The program will attempt to handle errors such as unreadable files gracefully. If an error occurs while reading a file, the program will skip the file and continue processing the rest, optionally displaying an error message if verbose mode is enabled.

## Highlighting Search Results

The program is configured to highlight matching search results in bold red text by default. This highlighting is controlled by the `GREP_COLORS` environment variable, specifically using the `mt=` option.

If you wish to change the color or style of the highlighted text, you can modify the `mt=` setting in the `GREP_COLORS` environment variable. The `mt=` value is a color code that specifies the style and color used for matching text.

For example:
- **Bold Red (default):** `mt=1;31`
- **Bold Green:** `mt=1;32`
- **Underline Blue:** `mt=4;34`

To apply a custom color, you can set the `GREP_COLORS` environment variable in your shell as follows:

```bash
export GREP_COLORS='mt=1;32'
```

This example would change the highlighted text to bold green.
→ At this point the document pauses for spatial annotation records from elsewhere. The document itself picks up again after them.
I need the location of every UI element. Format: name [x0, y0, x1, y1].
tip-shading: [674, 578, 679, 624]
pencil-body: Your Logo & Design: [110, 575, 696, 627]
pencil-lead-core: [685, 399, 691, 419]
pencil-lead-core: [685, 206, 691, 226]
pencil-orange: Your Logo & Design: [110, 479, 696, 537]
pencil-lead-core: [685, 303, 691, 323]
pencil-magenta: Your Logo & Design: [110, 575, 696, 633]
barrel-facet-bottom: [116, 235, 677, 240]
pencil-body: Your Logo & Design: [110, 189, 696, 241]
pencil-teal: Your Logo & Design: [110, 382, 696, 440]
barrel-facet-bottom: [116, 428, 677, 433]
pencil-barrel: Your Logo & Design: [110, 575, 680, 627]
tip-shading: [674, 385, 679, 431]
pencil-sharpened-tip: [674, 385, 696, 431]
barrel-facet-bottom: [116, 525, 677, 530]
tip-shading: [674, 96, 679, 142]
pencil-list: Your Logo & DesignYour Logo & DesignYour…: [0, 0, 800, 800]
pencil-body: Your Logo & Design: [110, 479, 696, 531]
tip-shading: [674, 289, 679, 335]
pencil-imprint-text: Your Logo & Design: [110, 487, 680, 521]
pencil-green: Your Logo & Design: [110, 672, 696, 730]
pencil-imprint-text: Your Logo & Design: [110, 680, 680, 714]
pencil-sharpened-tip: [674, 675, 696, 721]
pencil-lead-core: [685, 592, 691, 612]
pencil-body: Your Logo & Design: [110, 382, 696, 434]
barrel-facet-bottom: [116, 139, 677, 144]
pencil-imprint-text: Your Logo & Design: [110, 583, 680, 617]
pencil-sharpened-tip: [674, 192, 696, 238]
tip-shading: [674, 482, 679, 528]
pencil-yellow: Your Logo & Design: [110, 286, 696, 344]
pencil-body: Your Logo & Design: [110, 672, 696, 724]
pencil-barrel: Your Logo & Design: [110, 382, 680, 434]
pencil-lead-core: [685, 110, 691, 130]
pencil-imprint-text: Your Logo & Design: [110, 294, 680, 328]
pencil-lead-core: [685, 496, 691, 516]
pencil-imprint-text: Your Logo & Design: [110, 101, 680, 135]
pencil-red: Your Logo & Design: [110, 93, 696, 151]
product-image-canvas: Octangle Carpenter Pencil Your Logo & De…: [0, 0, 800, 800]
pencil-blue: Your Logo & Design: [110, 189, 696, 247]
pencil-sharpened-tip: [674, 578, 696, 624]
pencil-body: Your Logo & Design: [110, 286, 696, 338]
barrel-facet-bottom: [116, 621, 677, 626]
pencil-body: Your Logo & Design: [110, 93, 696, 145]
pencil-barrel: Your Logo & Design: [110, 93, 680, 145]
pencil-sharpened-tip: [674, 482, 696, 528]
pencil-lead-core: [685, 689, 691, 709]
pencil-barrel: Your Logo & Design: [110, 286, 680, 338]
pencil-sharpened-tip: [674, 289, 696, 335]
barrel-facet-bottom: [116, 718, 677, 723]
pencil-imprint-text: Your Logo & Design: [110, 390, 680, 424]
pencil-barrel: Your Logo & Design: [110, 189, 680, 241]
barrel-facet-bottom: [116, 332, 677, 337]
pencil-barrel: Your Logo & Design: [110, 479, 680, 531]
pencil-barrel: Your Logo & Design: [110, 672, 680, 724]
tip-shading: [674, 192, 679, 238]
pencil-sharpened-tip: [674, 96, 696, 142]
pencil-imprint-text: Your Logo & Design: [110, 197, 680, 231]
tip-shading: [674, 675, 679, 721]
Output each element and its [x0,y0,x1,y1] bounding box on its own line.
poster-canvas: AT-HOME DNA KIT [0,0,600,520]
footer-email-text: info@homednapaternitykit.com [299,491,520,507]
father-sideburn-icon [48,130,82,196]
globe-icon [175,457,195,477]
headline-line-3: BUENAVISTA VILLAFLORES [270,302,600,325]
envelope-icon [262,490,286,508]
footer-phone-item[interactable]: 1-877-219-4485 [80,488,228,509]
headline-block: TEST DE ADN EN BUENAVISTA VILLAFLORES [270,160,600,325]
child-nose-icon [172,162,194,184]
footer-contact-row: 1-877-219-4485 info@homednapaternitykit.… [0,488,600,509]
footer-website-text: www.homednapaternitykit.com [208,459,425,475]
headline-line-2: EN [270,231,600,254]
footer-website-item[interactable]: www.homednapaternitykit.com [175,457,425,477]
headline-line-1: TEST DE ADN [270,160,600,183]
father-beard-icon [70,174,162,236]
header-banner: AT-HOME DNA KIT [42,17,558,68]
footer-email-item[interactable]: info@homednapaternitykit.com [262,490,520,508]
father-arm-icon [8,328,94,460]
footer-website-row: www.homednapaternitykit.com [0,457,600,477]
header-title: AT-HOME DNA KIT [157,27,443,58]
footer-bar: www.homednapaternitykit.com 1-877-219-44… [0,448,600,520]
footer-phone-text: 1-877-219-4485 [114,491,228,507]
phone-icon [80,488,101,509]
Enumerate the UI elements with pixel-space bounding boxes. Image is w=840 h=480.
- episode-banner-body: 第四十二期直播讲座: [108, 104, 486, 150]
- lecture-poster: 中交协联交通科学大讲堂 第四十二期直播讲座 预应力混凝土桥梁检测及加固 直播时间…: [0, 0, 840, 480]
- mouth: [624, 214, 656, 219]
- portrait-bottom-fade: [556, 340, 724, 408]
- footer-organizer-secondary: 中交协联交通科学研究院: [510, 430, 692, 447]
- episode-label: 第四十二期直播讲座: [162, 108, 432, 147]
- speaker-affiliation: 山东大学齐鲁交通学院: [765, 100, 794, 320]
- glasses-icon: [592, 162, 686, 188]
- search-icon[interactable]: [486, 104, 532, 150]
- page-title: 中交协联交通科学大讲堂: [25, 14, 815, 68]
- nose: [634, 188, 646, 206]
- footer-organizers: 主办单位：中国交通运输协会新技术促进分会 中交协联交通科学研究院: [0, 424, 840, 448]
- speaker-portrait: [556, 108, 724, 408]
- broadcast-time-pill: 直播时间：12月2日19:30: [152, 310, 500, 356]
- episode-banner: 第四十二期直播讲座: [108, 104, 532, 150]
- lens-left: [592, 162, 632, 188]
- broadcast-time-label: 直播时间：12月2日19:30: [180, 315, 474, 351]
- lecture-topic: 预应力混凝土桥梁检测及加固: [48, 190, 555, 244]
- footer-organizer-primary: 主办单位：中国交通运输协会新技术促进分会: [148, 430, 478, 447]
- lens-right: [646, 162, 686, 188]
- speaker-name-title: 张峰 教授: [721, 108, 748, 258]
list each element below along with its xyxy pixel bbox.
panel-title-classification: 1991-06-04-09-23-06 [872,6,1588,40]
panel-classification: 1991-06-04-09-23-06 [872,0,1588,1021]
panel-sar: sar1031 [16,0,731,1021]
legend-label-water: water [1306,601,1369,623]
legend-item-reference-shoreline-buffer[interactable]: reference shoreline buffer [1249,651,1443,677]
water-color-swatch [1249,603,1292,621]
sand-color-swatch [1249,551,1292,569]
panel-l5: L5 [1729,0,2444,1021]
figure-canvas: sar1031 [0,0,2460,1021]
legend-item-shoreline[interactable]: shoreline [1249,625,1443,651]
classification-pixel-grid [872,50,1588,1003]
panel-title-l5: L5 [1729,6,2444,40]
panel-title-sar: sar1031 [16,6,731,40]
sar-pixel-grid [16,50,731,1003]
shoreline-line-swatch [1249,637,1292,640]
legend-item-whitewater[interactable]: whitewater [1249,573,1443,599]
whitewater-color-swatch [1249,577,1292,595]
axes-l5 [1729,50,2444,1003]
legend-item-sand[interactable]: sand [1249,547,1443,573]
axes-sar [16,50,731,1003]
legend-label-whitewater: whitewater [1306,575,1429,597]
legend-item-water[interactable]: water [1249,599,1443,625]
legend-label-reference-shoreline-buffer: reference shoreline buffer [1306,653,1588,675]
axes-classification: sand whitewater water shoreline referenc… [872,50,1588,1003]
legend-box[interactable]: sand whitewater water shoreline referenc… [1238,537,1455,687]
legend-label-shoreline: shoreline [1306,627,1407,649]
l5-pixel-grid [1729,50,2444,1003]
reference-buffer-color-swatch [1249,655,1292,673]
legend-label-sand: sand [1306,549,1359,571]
The program automatically detects if the output is directed to a terminal (TTY). If not, it will print the plain text without any colorization.

## Using as a Library
You can use `findstring` as a library as:

```python
from findstring import findstring
findstring("/path/to/directory" "example_string")
```

Arguments of `findstring` function is as follows.

- **`root_dir`** (`str`):  
  The root directory to start searching from.

- **`search_string`** (`str`):  
  The string to search for within the files.

- **`verbose`** (`bool`, optional):  
  If `True`, print additional information during the search process. Default is `False`.

- **`show_text`** (`bool`, optional):  
  If `True`, display the matched line containing the search string. Default is `False`.

- **`max_length`** (`int`, optional):  
  Maximum number of characters to display in the result. Default is `0` (no limit).

- **`binary`** (`bool`, optional):  
  If `True`, scan binary files as well. Default is `False`.